Ensuite ? Plus grand-chose jusqu’au but de la tête de Dieubaté, malheureusement hors-jeu. On fait un point anatomie :

La fin de la première période est marquée par la prise de risque du coach…

…ah non pardon, c’était trop beau pour être vrai. Falette se blesse puis Sarr rechute et les doutes naissent vu l’importance des deux joueurs. Ça commence à sentir bon cette affaire, on va réussir à le paumer ce match !

Sinon la vraie info c’est le retour de la Horda dans le stade. 15 minutes et puis s’en vont en fin de première période, le temps de se faire entendre, de réveiller tout le monde et de redonner un semblant d’âme à ce triste Saint-Symphorien. Ça a fait du bien de les revoir en tribune, même si le combat continue #FreeHorda.

Mi-temps : 0-0. Je regrette de ne pas être sous l’effet de la Guinness comme beaucoup de monde à ce moment-là. Mais la mi-temps est à peine finie que Balliu nous sort un centre parfait qui amène à un but finalement assez laid, parfaitement dans l’ADN du FC. Ce qui l’est moins, c’est d’avoir des vrais joueurs de foot qui combinent ensemble. Profitons.

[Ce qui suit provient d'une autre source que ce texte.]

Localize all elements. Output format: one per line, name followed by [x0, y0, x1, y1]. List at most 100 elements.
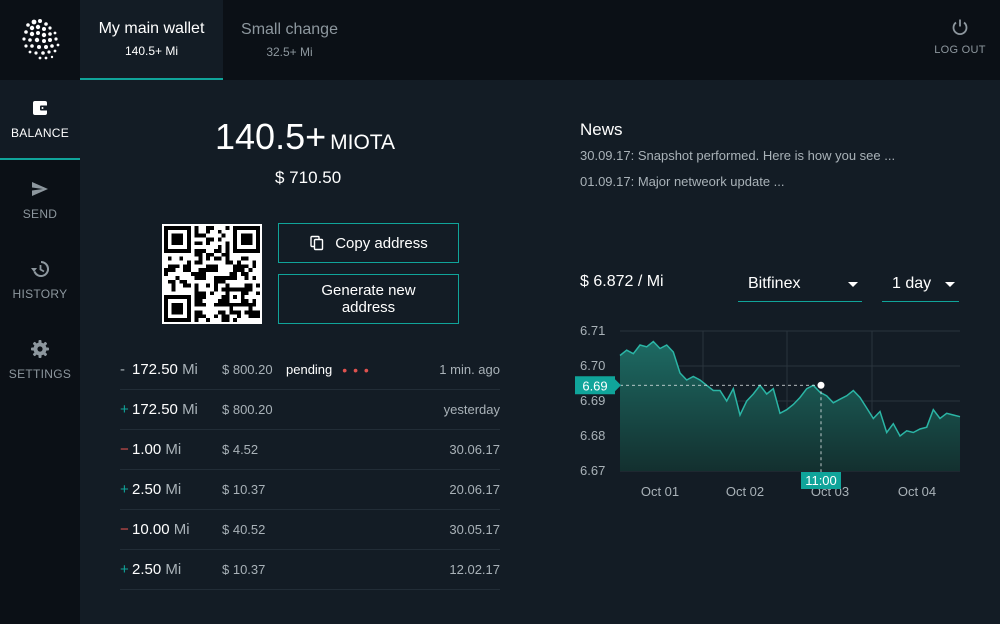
chevron-down-icon [848, 282, 858, 287]
logout-label: LOG OUT [934, 44, 986, 56]
transaction-date: 30.05.17 [449, 522, 500, 537]
generate-address-label: Generate new address [321, 282, 416, 316]
wallet-tab-main[interactable]: My main wallet 140.5+ Mi [80, 0, 223, 80]
transaction-row[interactable]: +2.50 Mi $ 10.37 20.06.17 [120, 470, 500, 510]
wallet-tabs-bar: My main wallet 140.5+ Mi Small change 32… [80, 0, 1000, 80]
nav-send-label: SEND [22, 207, 58, 221]
crosshair-point [817, 381, 825, 389]
copy-address-label: Copy address [335, 234, 428, 252]
news-item[interactable]: 30.09.17: Snapshot performed. Here is ho… [580, 148, 896, 163]
pending-dots-icon: • • • [342, 361, 370, 378]
chevron-down-icon [945, 282, 955, 287]
wallet-tab-name: Small change [241, 21, 338, 38]
transaction-date: 12.02.17 [449, 562, 500, 577]
transaction-unit: Mi [182, 361, 198, 378]
price-area [620, 341, 960, 471]
power-icon [952, 19, 968, 36]
transaction-value: 2.50 [132, 481, 162, 498]
y-tick-label: 6.67 [580, 463, 605, 478]
transaction-amount: 172.50 Mi [132, 361, 222, 378]
exchange-select-value: Bitfinex [748, 274, 801, 292]
transaction-value: 172.50 [132, 361, 178, 378]
iota-logo-icon [22, 19, 60, 60]
transaction-row[interactable]: -172.50 Mi $ 800.20 pending • • • 1 min. ago [120, 350, 500, 390]
y-tick-label: 6.71 [580, 323, 605, 338]
transaction-value: 10.00 [132, 521, 170, 538]
balance-value: 140.5+ [215, 116, 327, 157]
transaction-amount: 172.50 Mi [132, 401, 222, 418]
y-tick-label: 6.70 [580, 358, 605, 373]
qr-code-icon [164, 226, 260, 322]
news-title: News [580, 120, 623, 139]
timeframe-select-value: 1 day [892, 274, 932, 292]
transaction-usd: $ 10.37 [222, 562, 266, 577]
nav-send[interactable]: SEND [0, 160, 80, 240]
wallet-icon [33, 101, 48, 115]
iota-logo [0, 0, 80, 80]
crosshair-value-pointer [615, 379, 621, 392]
logout-button[interactable]: LOG OUT [934, 18, 986, 56]
transaction-usd: $ 40.52 [222, 522, 266, 537]
nav-settings-label: SETTINGS [8, 367, 72, 381]
main-content: 140.5+ MIOTA $ 710.50 Copy address Genera… [80, 80, 1000, 624]
transaction-sign: - [120, 361, 125, 378]
transaction-list: -172.50 Mi $ 800.20 pending • • • 1 min. ago… [120, 350, 500, 590]
transaction-unit: Mi [173, 521, 190, 538]
timeframe-select[interactable]: 1 day [882, 266, 959, 302]
address-qr-code[interactable] [162, 224, 262, 324]
crosshair-time-label: 11:00 [805, 473, 837, 488]
x-tick-label: Oct 01 [641, 484, 679, 499]
copy-icon [310, 235, 324, 251]
transaction-amount: 2.50 Mi [132, 561, 222, 578]
transaction-status: pending [286, 362, 333, 377]
wallet-tab-small-change[interactable]: Small change 32.5+ Mi [223, 0, 356, 80]
transaction-value: 2.50 [132, 561, 162, 578]
balance-usd: $ 710.50 [275, 168, 342, 187]
transaction-unit: Mi [165, 561, 182, 578]
transaction-row[interactable]: −1.00 Mi $ 4.52 30.06.17 [120, 430, 500, 470]
transaction-unit: Mi [182, 401, 198, 418]
transaction-sign: − [120, 521, 129, 538]
wallet-tab-name: My main wallet [98, 20, 205, 37]
transaction-date: 1 min. ago [439, 362, 500, 377]
balance-amount: 140.5+ MIOTA [215, 116, 395, 158]
nav-history-label: HISTORY [12, 287, 68, 301]
crosshair-value-tag [575, 376, 615, 395]
wallet-tab-amount: 32.5+ Mi [266, 45, 313, 59]
generate-address-button[interactable]: Generate new address [278, 274, 459, 324]
transaction-row[interactable]: −10.00 Mi $ 40.52 30.05.17 [120, 510, 500, 550]
news-item[interactable]: 01.09.17: Major netweork update ... [580, 174, 785, 189]
balance-unit: MIOTA [330, 131, 396, 154]
transaction-unit: Mi [165, 481, 182, 498]
y-tick-label: 6.69 [580, 393, 605, 408]
crosshair-time-tag [801, 472, 841, 489]
transaction-sign: + [120, 481, 129, 498]
transaction-row[interactable]: +172.50 Mi $ 800.20 yesterday [120, 390, 500, 430]
transaction-value: 1.00 [132, 441, 162, 458]
transaction-amount: 10.00 Mi [132, 521, 222, 538]
transaction-usd: $ 10.37 [222, 482, 266, 497]
current-price: $ 6.872 / Mi [580, 273, 664, 290]
x-tick-label: Oct 04 [898, 484, 936, 499]
transaction-usd: $ 800.20 [222, 362, 273, 377]
copy-address-button[interactable]: Copy address [278, 223, 459, 263]
transaction-date: 20.06.17 [449, 482, 500, 497]
transaction-unit: Mi [165, 441, 182, 458]
nav-history[interactable]: HISTORY [0, 240, 80, 320]
send-icon [32, 182, 48, 196]
transaction-usd: $ 800.20 [222, 402, 273, 417]
transaction-amount: 2.50 Mi [132, 481, 222, 498]
transaction-sign: + [120, 401, 129, 418]
transaction-usd: $ 4.52 [222, 442, 259, 457]
transaction-sign: − [120, 441, 129, 458]
nav-settings[interactable]: SETTINGS [0, 320, 80, 400]
exchange-select[interactable]: Bitfinex [738, 266, 862, 302]
sidebar: BALANCE SEND HISTORY SETTINGS [0, 80, 80, 624]
transaction-row[interactable]: +2.50 Mi $ 10.37 12.02.17 [120, 550, 500, 590]
transaction-amount: 1.00 Mi [132, 441, 222, 458]
transaction-value: 172.50 [132, 401, 178, 418]
wallet-tab-amount: 140.5+ Mi [124, 44, 179, 58]
transaction-date: 30.06.17 [449, 442, 500, 457]
nav-balance[interactable]: BALANCE [0, 80, 80, 160]
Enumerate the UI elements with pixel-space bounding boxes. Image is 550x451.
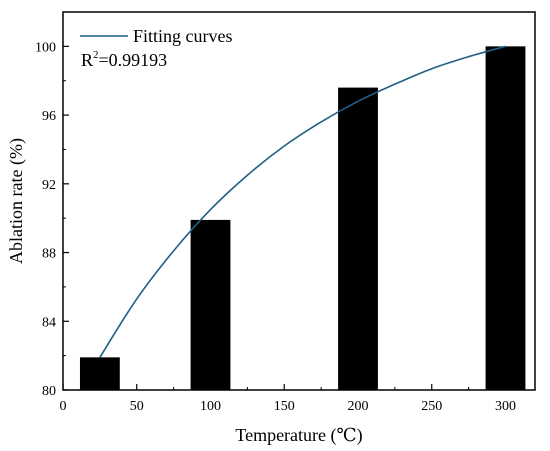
y-tick-label: 88: [42, 247, 56, 262]
y-tick-label: 100: [35, 40, 56, 55]
r-squared-prefix: R: [81, 50, 93, 70]
x-axis-title: Temperature (℃): [235, 425, 362, 446]
x-tick-label: 150: [274, 399, 295, 414]
y-tick-label: 92: [42, 178, 56, 193]
legend: Fitting curves R2=0.99193: [80, 26, 233, 70]
x-tick-label: 100: [200, 399, 221, 414]
bar-300: [485, 46, 526, 390]
x-tick-label: 50: [130, 399, 144, 414]
r-squared-value: =0.99193: [99, 50, 168, 70]
y-tick-label: 84: [42, 315, 56, 330]
x-tick-label: 250: [421, 399, 442, 414]
y-tick-label: 96: [42, 109, 56, 124]
bar-100: [190, 219, 231, 390]
x-tick-label: 200: [348, 399, 369, 414]
x-axis: 0 50 100 150 200 250 300: [60, 384, 516, 414]
r-squared-annotation: R2=0.99193: [81, 49, 167, 70]
bars-group: [79, 46, 526, 390]
y-tick-label: 80: [42, 384, 56, 399]
x-tick-label: 0: [60, 399, 67, 414]
bar-200: [338, 87, 378, 390]
r-squared-superscript: 2: [93, 49, 99, 61]
plot-area-frame: [62, 11, 536, 391]
x-tick-label: 300: [495, 399, 516, 414]
y-axis: 80 84 88 92 96 100: [35, 40, 69, 399]
y-axis-title: Ablation rate (%): [6, 138, 27, 264]
legend-label-fitting-curves: Fitting curves: [133, 26, 233, 46]
bar-25: [79, 357, 120, 390]
fitting-curve: [99, 45, 506, 358]
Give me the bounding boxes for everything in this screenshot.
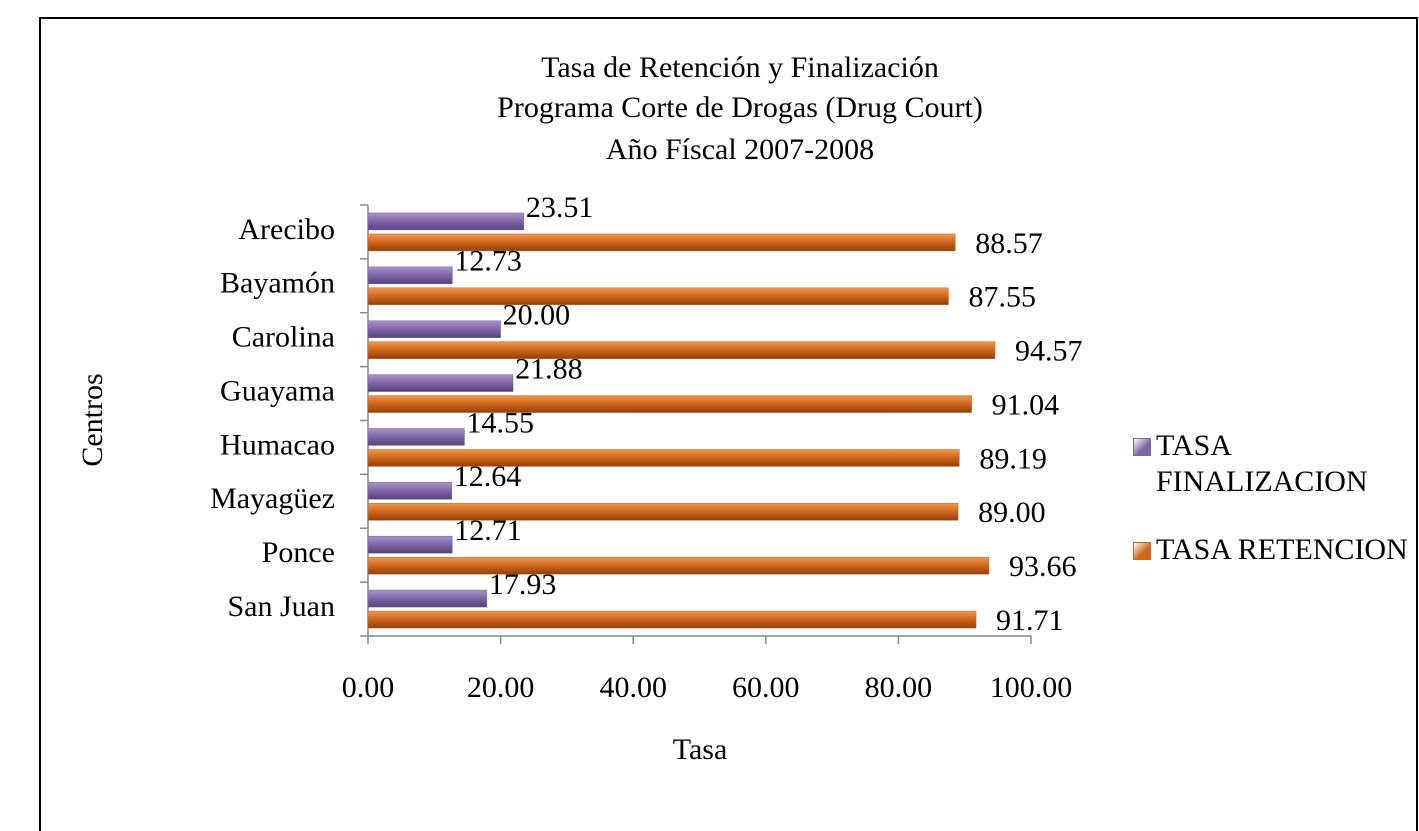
x-tick-label: 100.00 bbox=[990, 671, 1073, 704]
value-label: 91.04 bbox=[992, 388, 1060, 421]
value-label: 23.51 bbox=[526, 191, 594, 224]
legend-swatch bbox=[1133, 438, 1151, 456]
value-label: 12.71 bbox=[454, 514, 522, 547]
legend-label: TASA FINALIZACION bbox=[1156, 429, 1368, 498]
x-tick-label: 60.00 bbox=[732, 671, 800, 704]
bar bbox=[367, 233, 956, 252]
bar bbox=[367, 266, 453, 285]
y-tick-label: Bayamón bbox=[220, 267, 335, 300]
y-tick-label: Arecibo bbox=[238, 213, 335, 246]
bar bbox=[367, 610, 977, 629]
value-label: 89.00 bbox=[978, 496, 1046, 529]
chart-title: Tasa de Retención y Finalización bbox=[541, 51, 939, 84]
value-label: 94.57 bbox=[1015, 335, 1082, 368]
bar bbox=[367, 212, 525, 231]
y-tick-label: Humacao bbox=[220, 428, 335, 461]
bar bbox=[367, 589, 488, 608]
bar bbox=[367, 428, 465, 446]
bar bbox=[367, 320, 501, 338]
value-label: 21.88 bbox=[515, 352, 583, 385]
chart-title: Programa Corte de Drogas (Drug Court) bbox=[497, 91, 983, 124]
legend-swatch bbox=[1133, 542, 1151, 560]
chart-border bbox=[39, 17, 1418, 831]
value-label: 17.93 bbox=[489, 568, 556, 601]
y-tick-label: San Juan bbox=[228, 590, 336, 623]
value-label: 88.57 bbox=[975, 227, 1043, 260]
value-label: 12.64 bbox=[454, 460, 522, 493]
y-axis-title: Centros bbox=[76, 373, 109, 466]
bar bbox=[367, 374, 514, 392]
value-label: 12.73 bbox=[454, 245, 522, 278]
bar bbox=[367, 535, 453, 554]
bar bbox=[367, 395, 972, 413]
y-tick-label: Guayama bbox=[220, 374, 335, 407]
bar bbox=[367, 287, 949, 306]
legend-label: TASA RETENCION bbox=[1156, 533, 1408, 566]
value-label: 93.66 bbox=[1009, 550, 1077, 583]
x-axis-title: Tasa bbox=[673, 733, 728, 766]
y-tick-label: Mayagüez bbox=[210, 482, 335, 515]
value-label: 20.00 bbox=[503, 299, 570, 332]
value-label: 91.71 bbox=[996, 604, 1064, 637]
x-tick-label: 20.00 bbox=[467, 671, 535, 704]
y-tick-label: Carolina bbox=[232, 321, 335, 354]
bar bbox=[367, 449, 960, 467]
bar bbox=[367, 503, 959, 521]
x-tick-label: 40.00 bbox=[599, 671, 667, 704]
x-tick-label: 80.00 bbox=[865, 671, 933, 704]
bar bbox=[367, 482, 453, 500]
x-tick-label: 0.00 bbox=[342, 671, 395, 704]
y-tick-label: Ponce bbox=[262, 536, 335, 569]
bar bbox=[367, 556, 990, 575]
value-label: 89.19 bbox=[979, 442, 1047, 475]
value-label: 14.55 bbox=[466, 406, 534, 439]
chart-title: Año Físcal 2007-2008 bbox=[606, 133, 874, 166]
bar bbox=[367, 341, 996, 359]
value-label: 87.55 bbox=[968, 281, 1036, 314]
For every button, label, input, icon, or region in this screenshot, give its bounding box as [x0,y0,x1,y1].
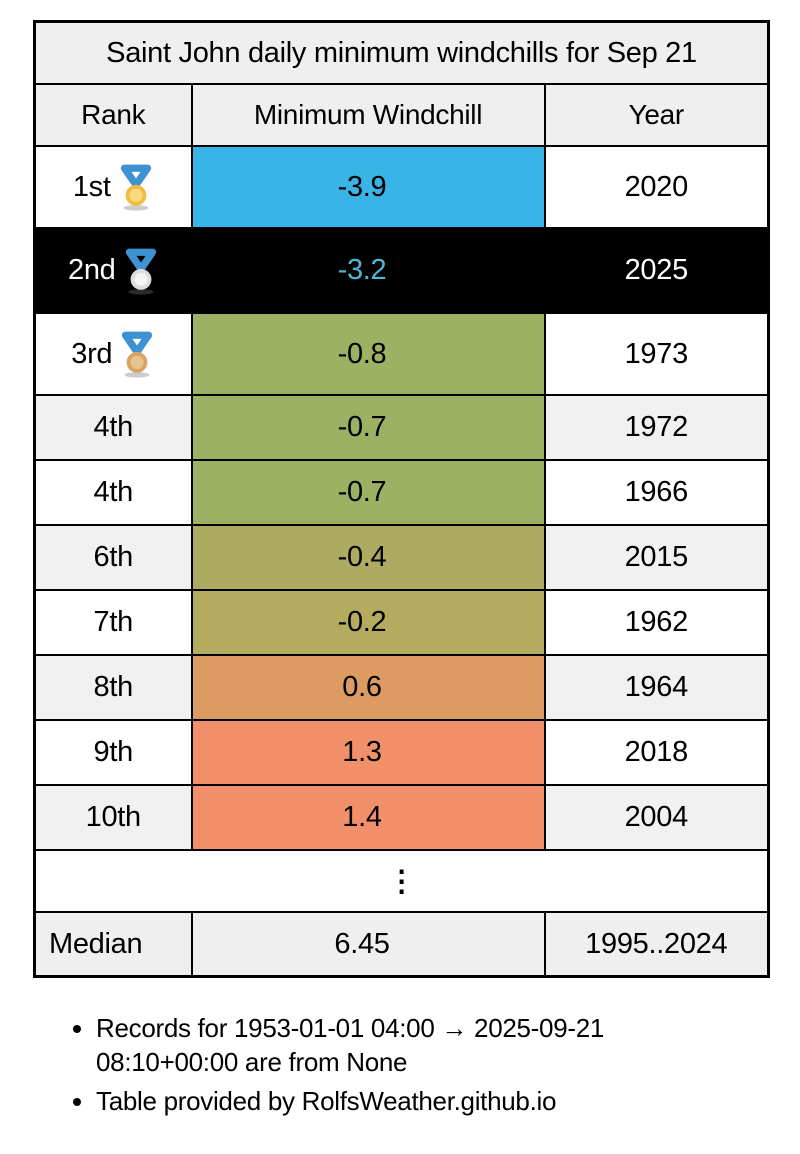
ellipsis-glyph: ⋮ [33,849,770,913]
windchill-value-cell: 1.4 [190,784,546,851]
column-header-rank: Rank [33,83,193,147]
windchill-records-table: Saint John daily minimum windchills for … [33,20,771,978]
rank-cell: 3rd [33,312,193,396]
table-row: 4th -0.7 1972 [33,394,770,461]
median-years-cell: 1995..2024 [543,911,770,978]
rank-label: 3rd [71,337,113,370]
median-row: Median 6.45 1995..2024 [33,911,770,978]
rank-cell: 8th [33,654,193,721]
year-cell: 2018 [543,719,770,786]
footnotes: Records for 1953-01-01 04:00 → 2025-09-2… [0,1012,800,1118]
year-cell: 2004 [543,784,770,851]
table-row: 9th 1.3 2018 [33,719,770,786]
windchill-value-cell: -0.8 [190,312,546,396]
rank-label: 2nd [68,254,116,286]
footnote-records-range: Records for 1953-01-01 04:00 → 2025-09-2… [96,1012,696,1080]
year-cell: 1973 [543,312,770,396]
windchill-value-cell: -0.4 [190,524,546,591]
table-title: Saint John daily minimum windchills for … [33,20,770,85]
year-cell: 2020 [543,145,770,229]
windchill-value-cell: -0.7 [190,394,546,461]
table-row: 8th 0.6 1964 [33,654,770,721]
table-row: 7th -0.2 1962 [33,589,770,656]
table-row: 4th -0.7 1966 [33,459,770,526]
windchill-value-cell: -0.7 [190,459,546,526]
table-row: 1st -3.9 2020 [33,145,770,229]
table-row: 3rd -0.8 1973 [33,312,770,396]
rank-cell: 1st [33,145,193,229]
table-row: 10th 1.4 2004 [33,784,770,851]
gold-medal-icon [120,164,151,211]
windchill-value-cell: -3.9 [190,145,546,229]
rank-cell: 9th [33,719,193,786]
title-row: Saint John daily minimum windchills for … [33,20,770,85]
rank-cell: 4th [33,459,193,526]
year-cell: 1972 [543,394,770,461]
windchill-value-cell: -3.2 [190,227,546,314]
year-cell: 1966 [543,459,770,526]
rank-cell: 4th [33,394,193,461]
windchill-value-cell: -0.2 [190,589,546,656]
rank-cell: 10th [33,784,193,851]
median-label: Median [33,911,193,978]
median-value-cell: 6.45 [190,911,546,978]
rank-cell: 2nd [33,227,193,314]
rank-cell: 7th [33,589,193,656]
year-cell: 2025 [543,227,770,314]
column-header-year: Year [543,83,770,147]
table-row-highlighted: 2nd -3.2 2025 [33,227,770,314]
table-row: 6th -0.4 2015 [33,524,770,591]
rank-cell: 6th [33,524,193,591]
year-cell: 1962 [543,589,770,656]
windchill-value-cell: 0.6 [190,654,546,721]
year-cell: 1964 [543,654,770,721]
column-header-windchill: Minimum Windchill [190,83,546,147]
header-row: Rank Minimum Windchill Year [33,83,770,147]
footnote-provider: Table provided by RolfsWeather.github.io [96,1085,696,1119]
year-cell: 2015 [543,524,770,591]
windchill-value-cell: 1.3 [190,719,546,786]
silver-medal-icon [125,248,156,295]
bronze-medal-icon [122,331,153,378]
ellipsis-row: ⋮ [33,849,770,913]
rank-label: 1st [72,170,111,203]
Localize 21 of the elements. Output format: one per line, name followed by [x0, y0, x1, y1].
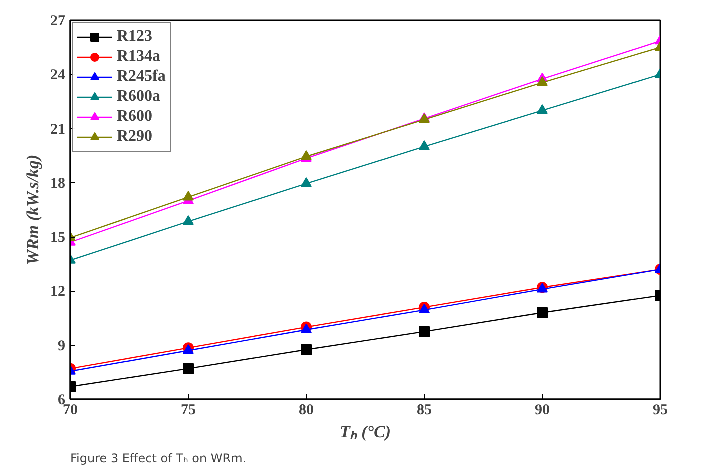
x-axis-title: Tₕ (°C) — [340, 422, 392, 442]
y-axis-title: WRm (kW.s/kg) — [24, 154, 42, 266]
legend-label: R600a — [117, 88, 161, 106]
legend-label: R134a — [117, 48, 161, 66]
y-tick-label: 18 — [50, 176, 66, 192]
x-tick-label: 85 — [417, 402, 432, 418]
y-tick-label: 9 — [58, 338, 66, 354]
legend-label: R290 — [117, 128, 153, 146]
x-tick-label: 80 — [299, 402, 314, 418]
y-tick-label: 15 — [50, 230, 66, 246]
caption: Figure 3 Effect of Tₕ on WRm. — [70, 452, 247, 466]
x-tick-label: 95 — [653, 402, 668, 418]
x-tick-label: 75 — [181, 402, 196, 418]
legend-label: R123 — [117, 28, 153, 46]
y-tick-label: 12 — [50, 284, 66, 300]
legend-label: R600 — [117, 108, 153, 126]
y-tick-label: 24 — [50, 68, 66, 84]
x-tick-label: 90 — [535, 402, 550, 418]
legend-label: R245fa — [117, 68, 166, 86]
y-tick-label: 27 — [50, 14, 66, 30]
y-tick-label: 21 — [50, 122, 66, 138]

Plus rien de notable par la suite, même pas un petit carton rouge du côté corse. C’est pourtant la principale attente de ce match, même pour les étrangers. Une renommée internationale pour une équipe si faible, c’est fort.

Mais la magie du football a tout de même opéré à Saint-Symphorien ce vendredi soir:

Comme d’habitude à l’approche de la fin du match on recule, on laisse la balle à l’adversaire, on se chie dessus et on se demande si cette fois on va réussir à tenir jusqu’au bout. Oui, même une équipe avec Raspentino en 9 ça nous fait frémir.

Malgré tout on tient bon et le week-end commence par une victoire capitale. La bonne série à domicile se poursuit, le maintien se rapproche et l’escroquerie Hinschberger peut continuer en toute sérénité, dans un championnat pété où on pourrait presque jouer l’Europe. Vive la L1.

Un match très moyen, mais qui a confirmé deux tendances : Jouffre enchaîne les matches (et bizarrement on va bien mieux dans le jeu) mais surtout Balliu nous régale de plus en plus. Et dire qu’on a osé le mettre en concurrence avec Djoriv. Mdr. Et dire qu’il va partir libre en juin. Mdr. Excellente gestion encore une fois, même si on n’est plus surpris de tant d’amateurisme dans la gestion contractuelle de nos meilleurs éléments.

On se retrouve dans deux semaines pour le tant attendu retour de Lopes à Metz. En attendant profitez bien de cette magnifique invention qu’est la trêve internationale, pour voir Thill montrer à Mbappé qui est le plus gros crack et pour que Philipps montre à Kanté qui est le meilleur milieu au monde.